Friday, June 20, 2025

What the Body Remembers

Two days after we got home, the apartment still smelled like lemon cleaner and plastic pill bottles. I’d barely unpacked as I was sore everywhere—healing, aching, but steady.

Vince had been hovering. Not in a suffocating way, but in that quiet, protective rhythm of someone trying to do everything right.

That evening, he walked into the bedroom as I was folding clothes. His face was unusually serious.

“Hey,” he said.

I looked up from the bed. “You okay?”

He nodded, stepping inside and shutting the door behind him. “I wanted to ask you something, and I don’t want it to come out wrong.”

My chest tightened. “Alright…”

He sat down beside me, close but cautious. “Are you feeling well enough… to be with me again? I mean, if not, that’s totally okay. I just—” He exhaled. “I miss being close to you. That connection. But I don’t want to hurt you. I won’t push.”

I watched him. The way his eyes stayed soft, the way his hands gripped his own knees like he was bracing for rejection.

“I’ve missed it too,” I said. “And I don’t want to wait anymore.”

He hesitated. “You sure?”

I kissed him. “I’m sure.”

That night, we crossed a threshold that hadn’t just been about physical recovery—it was about reclaiming intimacy from fear.

At first, Vince was gentle - too gentle. His hands were careful, his movements deliberate, reverent almost. He touched my skin like it was made of glass.

I stopped him with a kiss and a firm, whispered reminder. “I’m not fragile.”

His eyes darkened, some thread inside him finally snapping free.

After that, he gave in to it—his need, his hunger, the weight of everything we hadn’t been able to express through words.

He pinned me beneath him, kissed me like he hadn’t had the right in weeks, and fucked me like he wanted to take back everything we almost lost.

He came in me without hesitation every single time.

It wasn’t about lust. It wasn’t even about comfort. It was about being alive. Being here. Being us.

And afterward, when he collapsed beside me, his skin slick and his voice ragged, he whispered, “I didn’t think I’d ever get here with you again.”

I curled into him, bruised and shaking, but whole. “But you did. You have me.”

He held me tighter. “I just keep needing to make sure.”

Nearly a week later, I had my follow-up appointment. Vince insisted on driving me, of course. He even came inside and sat in the waiting room, scrolling his phone but glancing up every time someone called a name.

Dr. Reynolds examined me in a small, quiet room that smelled like rubbing alcohol and old magazines.

“Well,” she said, gently pressing along my ribcage, “the bruising’s going down nicely. Cuts are healing clean. The swelling on your temple’s improving, too.”

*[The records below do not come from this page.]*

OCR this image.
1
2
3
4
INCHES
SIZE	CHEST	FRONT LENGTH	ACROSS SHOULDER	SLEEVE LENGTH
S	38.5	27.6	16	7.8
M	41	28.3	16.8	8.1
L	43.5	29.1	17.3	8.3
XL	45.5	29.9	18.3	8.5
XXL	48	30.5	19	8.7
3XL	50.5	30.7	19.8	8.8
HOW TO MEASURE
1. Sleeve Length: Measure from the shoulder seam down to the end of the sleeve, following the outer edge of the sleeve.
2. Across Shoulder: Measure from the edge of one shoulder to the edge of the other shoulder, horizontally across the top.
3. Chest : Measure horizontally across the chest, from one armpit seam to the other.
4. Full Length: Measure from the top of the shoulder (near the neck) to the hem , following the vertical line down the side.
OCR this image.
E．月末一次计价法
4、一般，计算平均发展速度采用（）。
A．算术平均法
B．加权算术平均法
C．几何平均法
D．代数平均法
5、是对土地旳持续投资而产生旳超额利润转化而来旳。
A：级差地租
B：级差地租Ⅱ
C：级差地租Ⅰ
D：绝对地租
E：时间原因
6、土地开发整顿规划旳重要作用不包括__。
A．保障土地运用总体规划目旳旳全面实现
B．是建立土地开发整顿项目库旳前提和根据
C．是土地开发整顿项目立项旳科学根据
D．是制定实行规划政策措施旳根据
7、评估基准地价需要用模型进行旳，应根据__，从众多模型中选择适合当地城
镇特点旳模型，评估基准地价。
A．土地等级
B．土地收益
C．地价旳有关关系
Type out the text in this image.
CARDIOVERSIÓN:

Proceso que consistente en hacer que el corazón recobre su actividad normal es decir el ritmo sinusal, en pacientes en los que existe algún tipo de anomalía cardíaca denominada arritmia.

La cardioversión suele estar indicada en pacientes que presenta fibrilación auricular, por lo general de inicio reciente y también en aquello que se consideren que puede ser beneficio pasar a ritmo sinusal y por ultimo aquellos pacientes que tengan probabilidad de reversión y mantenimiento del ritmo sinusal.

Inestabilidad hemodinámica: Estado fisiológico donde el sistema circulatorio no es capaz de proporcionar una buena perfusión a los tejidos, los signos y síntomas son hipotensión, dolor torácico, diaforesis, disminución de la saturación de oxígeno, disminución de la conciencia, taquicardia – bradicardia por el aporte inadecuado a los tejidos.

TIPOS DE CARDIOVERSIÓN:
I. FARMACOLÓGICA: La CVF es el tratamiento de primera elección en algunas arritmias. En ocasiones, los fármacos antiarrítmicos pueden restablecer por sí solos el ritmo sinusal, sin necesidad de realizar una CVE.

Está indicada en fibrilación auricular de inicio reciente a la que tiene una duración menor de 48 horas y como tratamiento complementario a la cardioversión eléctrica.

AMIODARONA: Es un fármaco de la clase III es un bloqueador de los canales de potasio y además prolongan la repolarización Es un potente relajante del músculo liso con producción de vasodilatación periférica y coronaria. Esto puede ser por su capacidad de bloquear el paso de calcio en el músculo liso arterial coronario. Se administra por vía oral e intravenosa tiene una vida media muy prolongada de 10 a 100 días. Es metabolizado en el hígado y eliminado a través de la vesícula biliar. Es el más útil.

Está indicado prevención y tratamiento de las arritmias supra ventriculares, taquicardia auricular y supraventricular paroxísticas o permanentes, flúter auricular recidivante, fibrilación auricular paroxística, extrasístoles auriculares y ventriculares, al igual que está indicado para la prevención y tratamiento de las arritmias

She pulled her gloves off. “Some of those cuts were deep, though. I’m going to prescribe a precautionary antibiotic—just in case something tries to sneak in. I’d rather get ahead of it.”

“Fair,” I said. “The pain’s less constant now but still throbbing. Still sore, still a little dizzy.”

She nodded. “No driving until the dizziness stops completely. I mean it. You black out behind the wheel, and all this healing goes straight back to the starting line.”

I sighed. “Vince has been doing all the driving. Calls me his Passenger Princess.”

She smiled. “He sounds like a keeper.”

I didn’t answer out loud, but I couldn’t help the small grin that tugged at my mouth.

For the next week and a half, I let Vince take care of me.

He drove me to every appointment, sat patiently while I picked out groceries with earplugs in, and never once let me lift a single bag.

At home, he cooked dinner every night. He even joked about printing a menu.

“No restaurants for now,” he’d say, sliding a bowl of creamy soup in front of me, “but the chef here is highly trained in feeding wounded goddesses.”

I rolled my eyes. “You’re ridiculous.”

“And you love it.”

I did.

We’d eat together at the table, then he’d do the dishes while I sat on the couch, wrapped in a blanket, listening to his voice drift in from the kitchen—half humming, half talking to himself about how much paprika was too much paprika and half singing.

There were still moments when I got dizzy. Still nights when my head ached hard enough that I had to close my eyes and breathe through it…those nights were the worst as that’s when the dizziness came.

But I was getting better.

And Vince never once made me feel like healing was a burden.